PyPDF: Library for loading and processing PDFs.

Hugging Face Transformers: For embeddings and natural language processing.

This project is a powerful example of how RAG and Gemma 3 can be combined to create a robust document analysis tool. Feel free to share your thoughts, suggestions, or questions below!

# Importar as bibliotecas necessárias
from langchain.document_loaders import PyPDFLoader
from langchain.embeddings import HuggingFaceEmbeddings
from langchain.vectorstores import FAISS
from transformers import AutoProcessor, Gemma3ForConditionalGeneration
import torch

# Carregar o PDF
loader = PyPDFLoader("caminho/para/seu/arquivo.pdf")
documents = loader.load()

# Criar embeddings e banco vetorial
embeddings = HuggingFaceEmbeddings(model_name="sentence-transformers/all-mpnet-base-v2")
vectorstore = FAISS.from_documents(documents, embeddings)

# Configurar o Gemma-3 como LLM
model_name = 'gemma-3-4b-it'  # Escolha o modelo desejado
model_id = f"google/{model_name}"

model = Gemma3ForConditionalGeneration.from_pretrained(
    model_id, device_map="auto", torch_dtype=torch.bfloat16,
).eval()

processor = AutoProcessor.from_pretrained(model_id)

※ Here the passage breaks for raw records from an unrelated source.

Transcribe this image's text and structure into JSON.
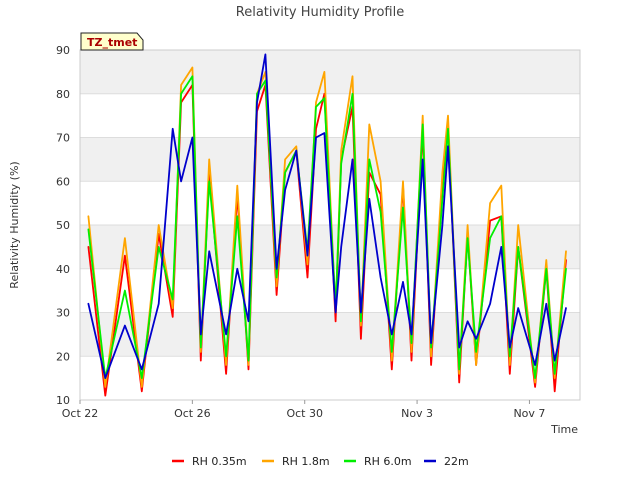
{
  "chart_data": {
    "type": "line",
    "title": "Relativity Humidity Profile",
    "xlabel": "Time",
    "ylabel": "Relativity Humidity (%)",
    "badge": "TZ_tmet",
    "ylim": [
      10,
      90
    ],
    "yticks": [
      10,
      20,
      30,
      40,
      50,
      60,
      70,
      80,
      90
    ],
    "xlim_days": [
      0,
      17.8
    ],
    "xticks": [
      {
        "day": 0,
        "label": "Oct 22"
      },
      {
        "day": 4,
        "label": "Oct 26"
      },
      {
        "day": 8,
        "label": "Oct 30"
      },
      {
        "day": 12,
        "label": "Nov 3"
      },
      {
        "day": 16,
        "label": "Nov 7"
      }
    ],
    "x_days": [
      0.3,
      0.9,
      1.6,
      2.2,
      2.8,
      3.3,
      3.6,
      4.0,
      4.3,
      4.6,
      5.2,
      5.6,
      6.0,
      6.3,
      6.6,
      7.0,
      7.3,
      7.7,
      8.1,
      8.4,
      8.7,
      9.1,
      9.3,
      9.7,
      10.0,
      10.3,
      10.7,
      11.1,
      11.5,
      11.8,
      12.2,
      12.5,
      12.9,
      13.1,
      13.5,
      13.8,
      14.1,
      14.6,
      15.0,
      15.3,
      15.6,
      16.2,
      16.6,
      16.9,
      17.3
    ],
    "series": [
      {
        "name": "RH 0.35m",
        "color": "#ff0000",
        "values": [
          45,
          11,
          43,
          12,
          48,
          29,
          78,
          82,
          19,
          62,
          16,
          57,
          17,
          76,
          82,
          34,
          62,
          67,
          38,
          72,
          80,
          28,
          65,
          77,
          24,
          62,
          57,
          17,
          59,
          19,
          72,
          18,
          60,
          73,
          14,
          48,
          18,
          51,
          52,
          16,
          45,
          13,
          40,
          12,
          42
        ]
      },
      {
        "name": "RH 1.8m",
        "color": "#ffa500",
        "values": [
          52,
          13,
          47,
          13,
          50,
          31,
          82,
          86,
          21,
          65,
          18,
          59,
          18,
          80,
          85,
          36,
          65,
          68,
          41,
          78,
          85,
          30,
          67,
          84,
          27,
          73,
          60,
          19,
          60,
          21,
          75,
          20,
          62,
          75,
          16,
          50,
          18,
          55,
          59,
          18,
          50,
          14,
          42,
          15,
          44
        ]
      },
      {
        "name": "RH 6.0m",
        "color": "#00ee00",
        "values": [
          49,
          15,
          35,
          15,
          45,
          33,
          80,
          84,
          22,
          60,
          20,
          52,
          19,
          80,
          83,
          38,
          62,
          67,
          44,
          77,
          79,
          31,
          64,
          80,
          28,
          65,
          53,
          21,
          54,
          23,
          73,
          22,
          56,
          72,
          17,
          47,
          21,
          47,
          52,
          20,
          45,
          15,
          40,
          16,
          40
        ]
      },
      {
        "name": "22m",
        "color": "#0000cc",
        "values": [
          32,
          15,
          27,
          17,
          32,
          72,
          60,
          70,
          25,
          44,
          25,
          40,
          28,
          78,
          89,
          40,
          58,
          67,
          43,
          70,
          71,
          30,
          45,
          65,
          30,
          56,
          38,
          25,
          37,
          25,
          65,
          23,
          50,
          68,
          22,
          28,
          24,
          32,
          45,
          22,
          31,
          18,
          32,
          19,
          31
        ]
      }
    ],
    "legend_position": "bottom-center"
  }
}
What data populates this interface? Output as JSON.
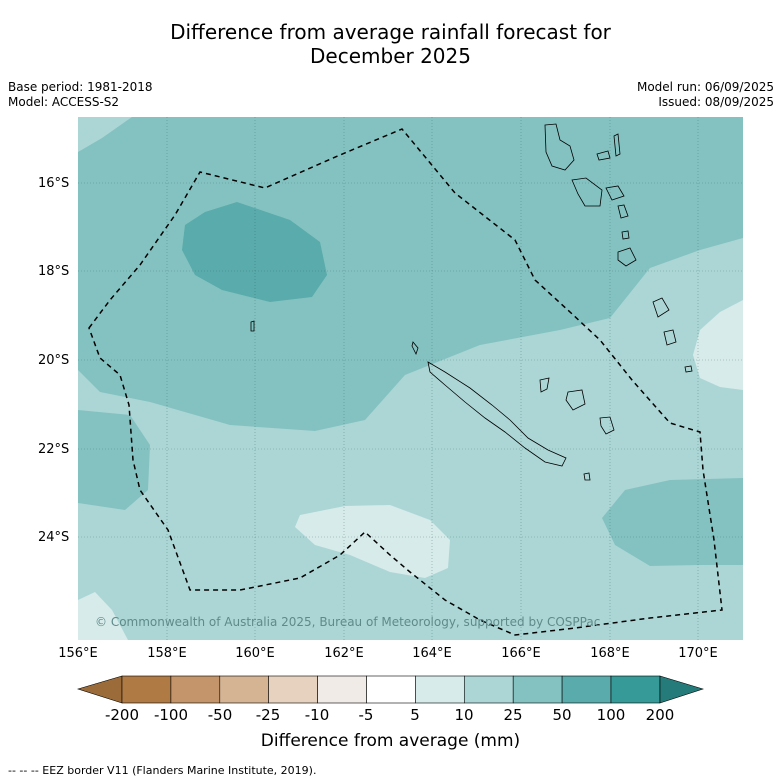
{
  "title_line1": "Difference from average rainfall forecast for",
  "title_line2": "December 2025",
  "meta": {
    "base_period": "Base period: 1981-2018",
    "model": "Model: ACCESS-S2",
    "model_run": "Model run: 06/09/2025",
    "issued": "Issued: 08/09/2025"
  },
  "lat_labels": [
    "16°S",
    "18°S",
    "20°S",
    "22°S",
    "24°S"
  ],
  "lon_labels": [
    "156°E",
    "158°E",
    "160°E",
    "162°E",
    "164°E",
    "166°E",
    "168°E",
    "170°E"
  ],
  "copyright": "© Commonwealth of Australia 2025, Bureau of Meteorology, supported by COSPPac",
  "colorbar": {
    "label": "Difference from average (mm)",
    "ticks": [
      "-200",
      "-100",
      "-50",
      "-25",
      "-10",
      "-5",
      "5",
      "10",
      "25",
      "50",
      "100",
      "200"
    ],
    "colors": [
      "#9b6b3a",
      "#b07a45",
      "#c4956a",
      "#d5b494",
      "#e6d2bf",
      "#f0ebe7",
      "#ffffff",
      "#d6ebea",
      "#acd6d5",
      "#84c2c1",
      "#5aabab",
      "#369a98",
      "#257b79"
    ]
  },
  "footnote": "--  --  -- EEZ border V11 (Flanders Marine Institute, 2019).",
  "legend_colors": {
    "level_10_25": "#acd6d5",
    "level_25_50": "#84c2c1",
    "level_50_100": "#5aabab",
    "level_5_10": "#d6ebea"
  }
}
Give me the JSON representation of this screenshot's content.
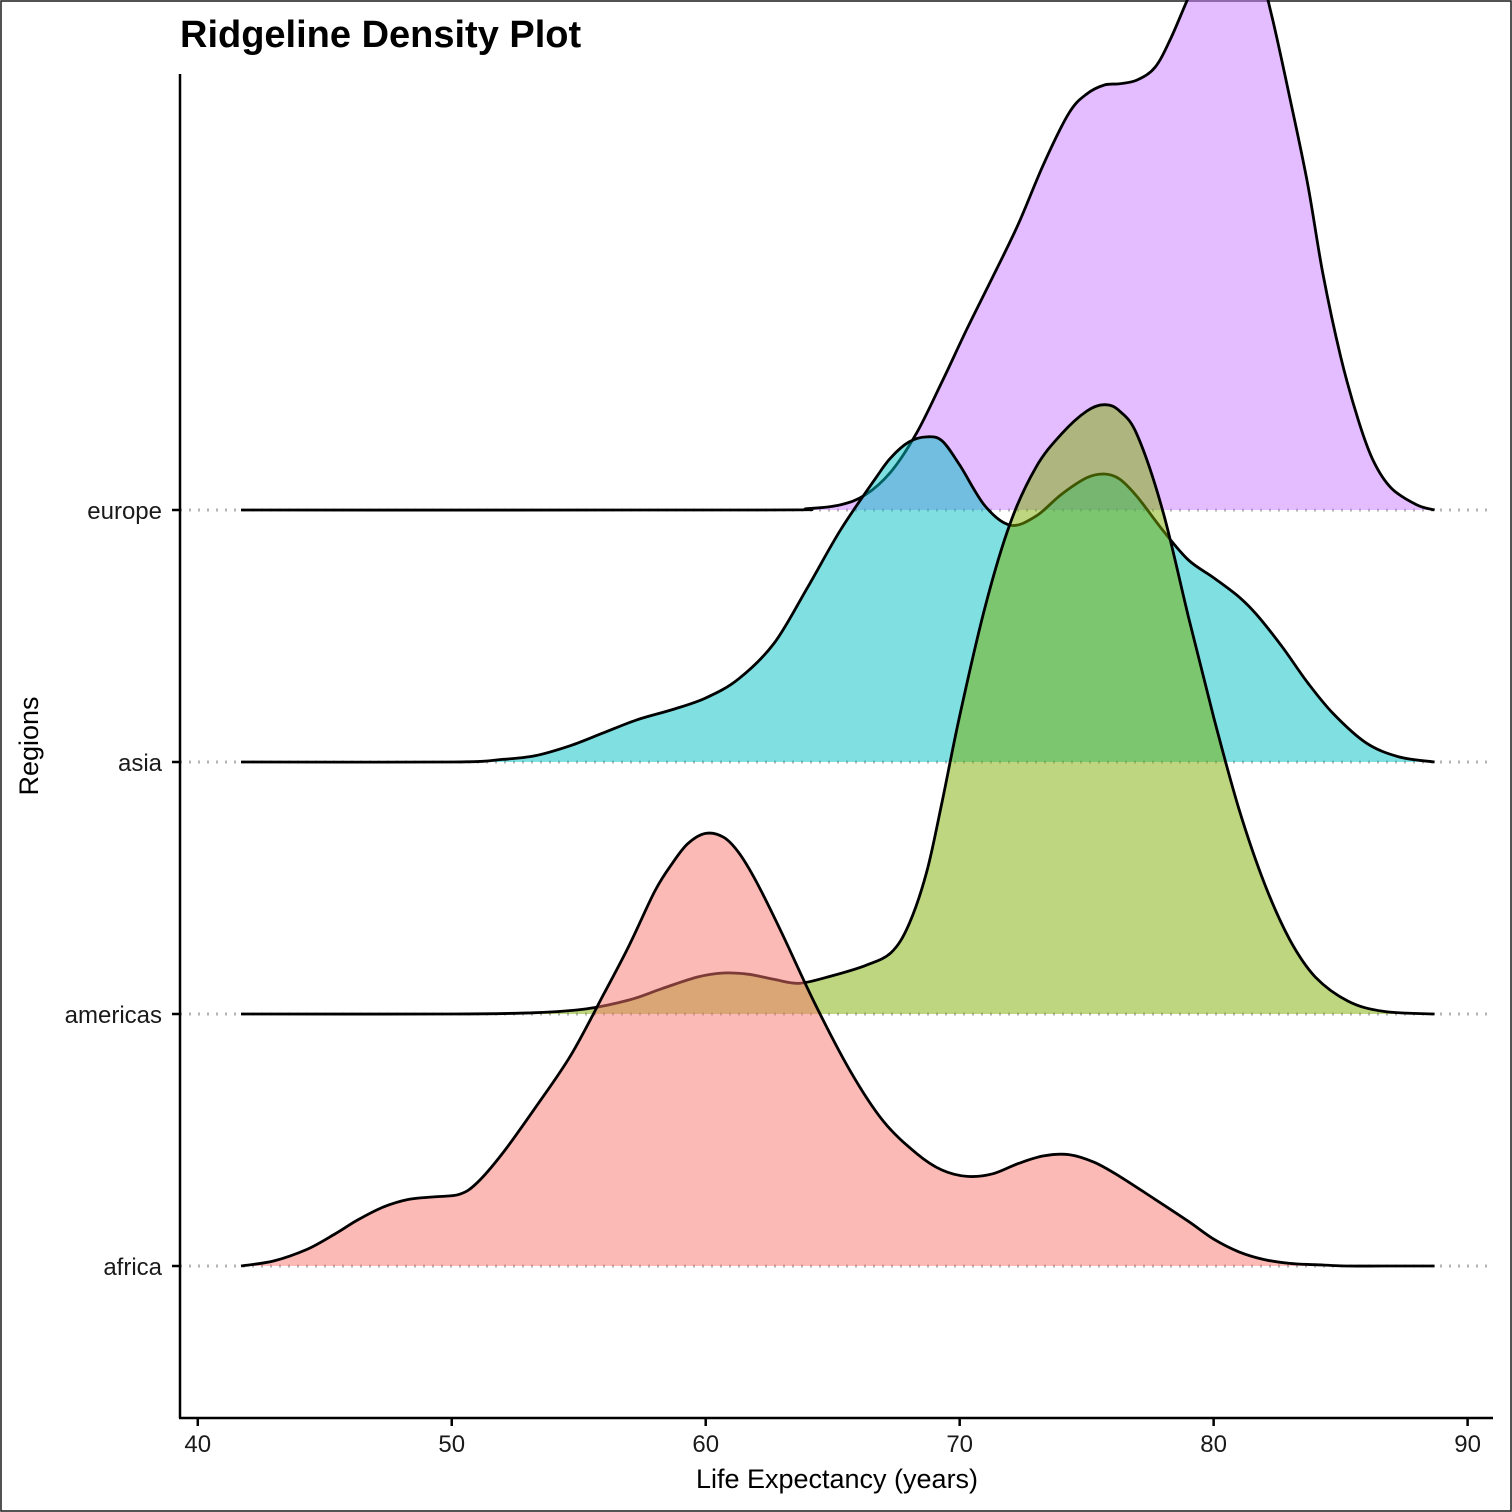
{
  "chart_data": {
    "type": "area",
    "subtype": "ridgeline",
    "title": "Ridgeline Density Plot",
    "xlabel": "Life Expectancy (years)",
    "ylabel": "Regions",
    "xlim": [
      39.3,
      91.0
    ],
    "xticks": [
      40,
      50,
      60,
      70,
      80,
      90
    ],
    "categories": [
      "africa",
      "americas",
      "asia",
      "europe"
    ],
    "grid": false,
    "legend": "none",
    "density_scale": 0.0092,
    "series": [
      {
        "name": "africa",
        "color": "#F8766D",
        "x": [
          41.7,
          43.0,
          44.3,
          45.4,
          46.3,
          47.3,
          48.3,
          49.3,
          50.3,
          51.0,
          52.0,
          53.3,
          54.7,
          56.0,
          57.0,
          58.0,
          58.7,
          59.3,
          60.0,
          60.7,
          61.3,
          62.0,
          63.0,
          64.3,
          65.7,
          67.0,
          68.3,
          69.3,
          70.3,
          71.3,
          72.3,
          73.3,
          74.3,
          75.3,
          76.3,
          77.7,
          79.0,
          80.0,
          81.0,
          82.0,
          83.0,
          84.0,
          85.3,
          86.7,
          88.7
        ],
        "density": [
          0.0,
          0.004,
          0.013,
          0.025,
          0.036,
          0.046,
          0.052,
          0.054,
          0.056,
          0.065,
          0.088,
          0.124,
          0.165,
          0.213,
          0.251,
          0.293,
          0.315,
          0.33,
          0.338,
          0.335,
          0.323,
          0.3,
          0.26,
          0.205,
          0.152,
          0.113,
          0.088,
          0.075,
          0.07,
          0.072,
          0.08,
          0.086,
          0.087,
          0.081,
          0.07,
          0.052,
          0.035,
          0.021,
          0.011,
          0.005,
          0.002,
          0.001,
          0.0,
          0.0,
          0.0
        ]
      },
      {
        "name": "americas",
        "color": "#7CAE00",
        "x": [
          41.7,
          50.0,
          53.3,
          55.3,
          57.0,
          58.3,
          59.7,
          60.7,
          61.7,
          62.7,
          63.7,
          65.0,
          66.3,
          67.3,
          68.0,
          68.7,
          69.3,
          70.0,
          71.0,
          72.0,
          73.0,
          74.0,
          75.0,
          75.7,
          76.3,
          77.0,
          78.0,
          79.0,
          80.0,
          81.0,
          82.0,
          83.0,
          84.0,
          85.3,
          86.7,
          88.7
        ],
        "density": [
          0.0,
          0.0,
          0.001,
          0.004,
          0.011,
          0.02,
          0.029,
          0.032,
          0.031,
          0.027,
          0.024,
          0.03,
          0.038,
          0.048,
          0.07,
          0.111,
          0.165,
          0.233,
          0.318,
          0.384,
          0.427,
          0.453,
          0.471,
          0.476,
          0.471,
          0.452,
          0.393,
          0.311,
          0.232,
          0.16,
          0.102,
          0.058,
          0.029,
          0.01,
          0.002,
          0.0
        ]
      },
      {
        "name": "asia",
        "color": "#00BFC4",
        "x": [
          41.7,
          50.0,
          52.0,
          53.3,
          54.7,
          56.0,
          57.3,
          58.7,
          60.0,
          61.3,
          62.7,
          64.0,
          65.3,
          66.7,
          67.3,
          68.0,
          68.7,
          69.3,
          70.0,
          71.0,
          72.0,
          73.0,
          74.0,
          75.0,
          75.7,
          76.3,
          77.0,
          78.0,
          79.0,
          80.0,
          81.0,
          81.7,
          82.7,
          83.7,
          84.7,
          86.0,
          87.3,
          88.7
        ],
        "density": [
          0.0,
          0.0,
          0.002,
          0.005,
          0.013,
          0.023,
          0.033,
          0.041,
          0.05,
          0.065,
          0.093,
          0.136,
          0.181,
          0.222,
          0.238,
          0.25,
          0.254,
          0.251,
          0.232,
          0.2,
          0.185,
          0.192,
          0.209,
          0.222,
          0.225,
          0.221,
          0.207,
          0.181,
          0.158,
          0.144,
          0.129,
          0.115,
          0.09,
          0.062,
          0.038,
          0.015,
          0.004,
          0.0
        ]
      },
      {
        "name": "europe",
        "color": "#C77CFF",
        "x": [
          41.7,
          62.0,
          64.0,
          65.3,
          66.3,
          67.3,
          68.3,
          69.3,
          70.3,
          71.3,
          72.3,
          73.3,
          74.3,
          75.0,
          75.7,
          76.3,
          77.0,
          77.7,
          78.3,
          79.0,
          79.7,
          80.3,
          80.7,
          81.0,
          81.7,
          82.3,
          83.0,
          83.7,
          84.3,
          85.0,
          85.7,
          86.3,
          87.0,
          88.0,
          88.7
        ],
        "density": [
          0.0,
          0.0,
          0.001,
          0.004,
          0.012,
          0.03,
          0.06,
          0.1,
          0.142,
          0.182,
          0.223,
          0.27,
          0.31,
          0.325,
          0.332,
          0.333,
          0.336,
          0.346,
          0.368,
          0.4,
          0.43,
          0.45,
          0.455,
          0.453,
          0.43,
          0.385,
          0.322,
          0.255,
          0.185,
          0.12,
          0.07,
          0.038,
          0.017,
          0.004,
          0.0
        ]
      }
    ]
  }
}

def get_model_response(prompt: str, model, processor):
    # Prepare the messages for the model.
    messages = [
        {
            "role": "system",
            "content": [{"type": "text", "text": "Você é um assistente útil. Responda apenas com a resposta à pergunta feita e evite usar texto adicional em sua resposta como 'aqui está a resposta.'."}]
        },
        {
            "role": "user",
            "content": [
                {"type": "text", "text": prompt}
            ]
        }
    ]

    # Tokenize inputs and prepare for the model.
    inputs = processor.apply_chat_template(
        messages, add_generation_prompt=True, tokenize=True,
        return_dict=True, return_tensors="pt"
    ).to(model.device, dtype=torch.bfloat16)

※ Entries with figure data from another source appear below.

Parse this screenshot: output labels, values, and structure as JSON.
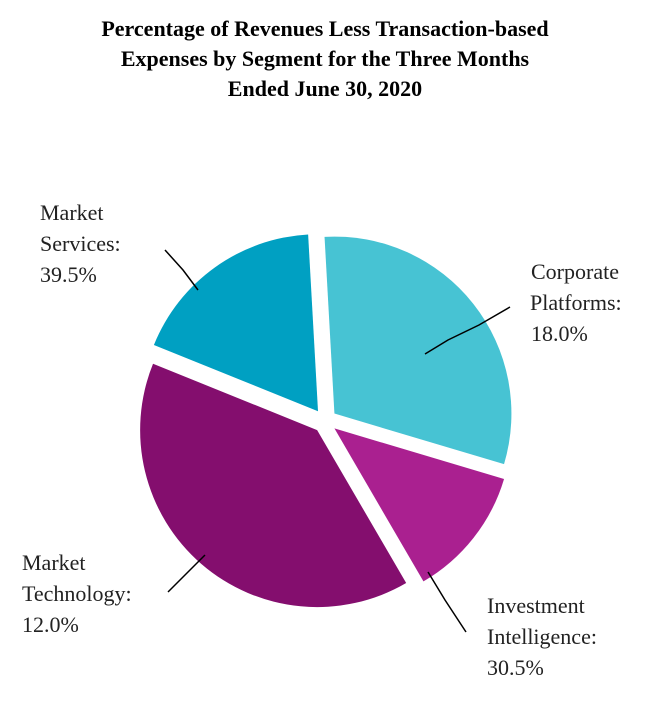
{
  "chart_data": {
    "type": "pie",
    "title_lines": [
      "Percentage of Revenues Less Transaction-based",
      "Expenses by Segment for the Three Months",
      "Ended June 30, 2020"
    ],
    "slices": [
      {
        "name": "Corporate Platforms",
        "value": 18.0,
        "label_lines": [
          "Corporate",
          "Platforms:",
          "18.0%"
        ],
        "color": "#00A0C2"
      },
      {
        "name": "Investment Intelligence",
        "value": 30.5,
        "label_lines": [
          "Investment",
          "Intelligence:",
          "30.5%"
        ],
        "color": "#47C3D3"
      },
      {
        "name": "Market Technology",
        "value": 12.0,
        "label_lines": [
          "Market",
          "Technology:",
          "12.0%"
        ],
        "color": "#AA2090"
      },
      {
        "name": "Market Services",
        "value": 39.5,
        "label_lines": [
          "Market",
          "Services:",
          "39.5%"
        ],
        "color": "#840E6E"
      }
    ],
    "legend": "none",
    "exploded": true
  }
}
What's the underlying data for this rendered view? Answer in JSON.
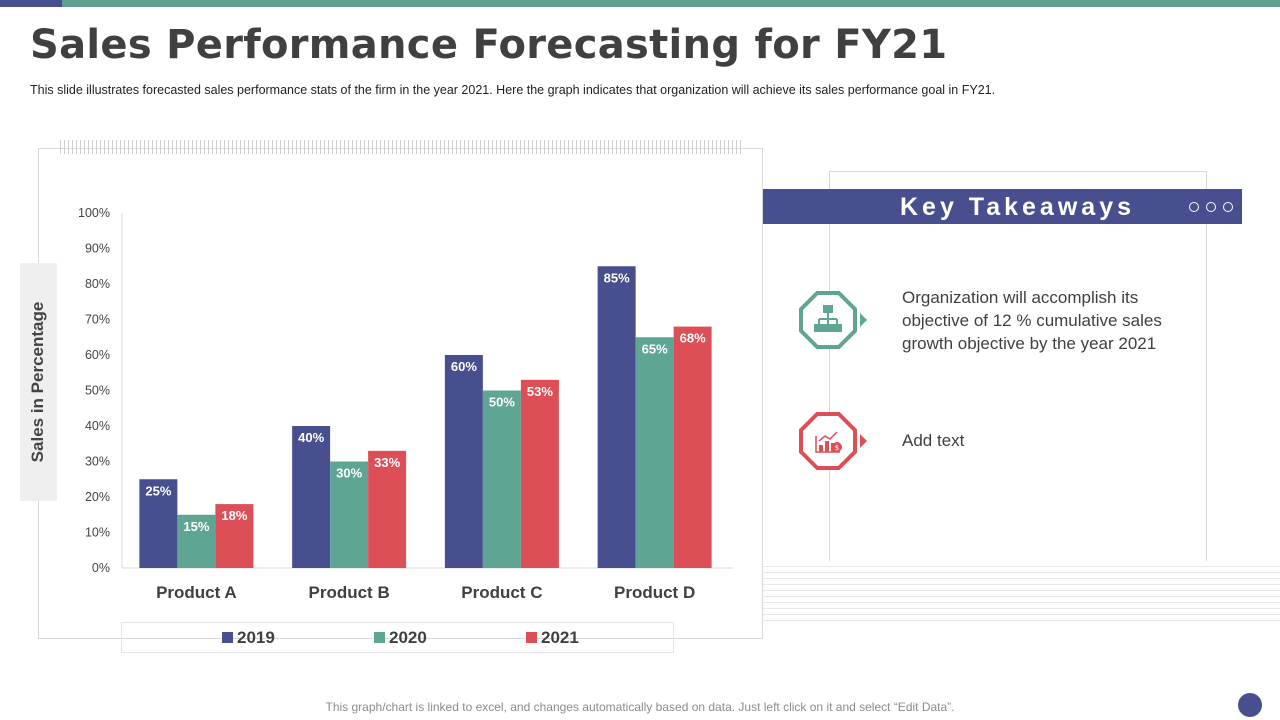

    input_len = inputs["input_ids"].shape[-1]

    # Generate response from the model.
    with torch.inference_mode():
        generation = model.generate(**inputs, max_new_tokens=100, do_sample=False)
        generation = generation[0][input_len:]

    # Decode the response.
    response = processor.decode(generation, skip_special_tokens=True)
    return response

# Configurar a cadeia de consulta
def qa_chain(query):
    # Retrieve relevant documents
    docs = vectorstore.similarity_search(query, k=3)
    context = " ".join([doc.page_content for doc in docs])

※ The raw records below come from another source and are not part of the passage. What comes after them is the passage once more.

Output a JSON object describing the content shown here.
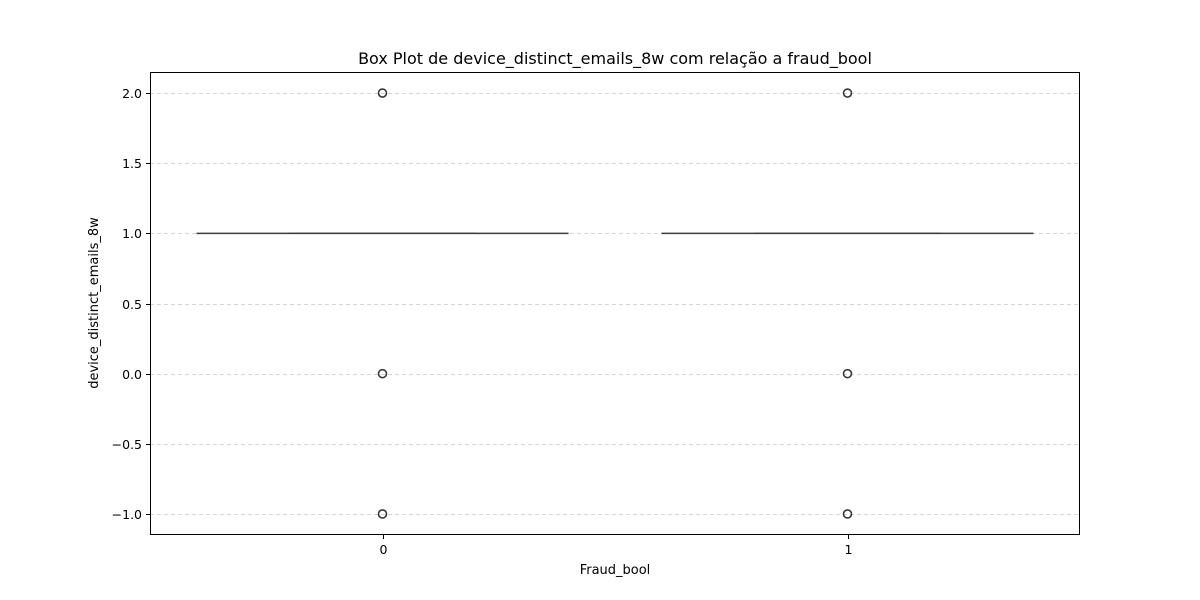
{
  "chart_data": {
    "type": "box",
    "title": "Box Plot de device_distinct_emails_8w com relação a fraud_bool",
    "xlabel": "Fraud_bool",
    "ylabel": "device_distinct_emails_8w",
    "categories": [
      "0",
      "1"
    ],
    "ylim": [
      -1.15,
      2.15
    ],
    "yticks": [
      -1.0,
      -0.5,
      0.0,
      0.5,
      1.0,
      1.5,
      2.0
    ],
    "ytick_labels": [
      "−1.0",
      "−0.5",
      "0.0",
      "0.5",
      "1.0",
      "1.5",
      "2.0"
    ],
    "grid": "y-dashed",
    "boxes": [
      {
        "category": "0",
        "min": 1.0,
        "q1": 1.0,
        "median": 1.0,
        "q3": 1.0,
        "max": 1.0,
        "outliers": [
          -1.0,
          0.0,
          2.0
        ]
      },
      {
        "category": "1",
        "min": 1.0,
        "q1": 1.0,
        "median": 1.0,
        "q3": 1.0,
        "max": 1.0,
        "outliers": [
          -1.0,
          0.0,
          2.0
        ]
      }
    ],
    "colors": {
      "box": "#3a3a3a",
      "grid": "#c8c8c8",
      "outlier": "#3a3a3a"
    }
  }
}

    # Prepare the prompt with context
    prompt = f"Com base no seguinte contexto: {context}\n\nResponda: {query}"

    # Get response from Gemma-3
    response = get_model_response(prompt, model, processor)
    return response

# Fazer consultas
query = "Qual é o tema principal do documento?"
response = qa_chain(query)
print(response)
2 Likes

Much appreciated! I really want to utilize pdf doc for my doc. Is it possible to finetune the Gemma 3 -RAG ?

1 Like

The official version of Hugging Face’s Transformers for Gemma 3 hasn’t been released yet, so it’s a little difficult to use, but if you wait a little while, you should be able to fine-tune it easily.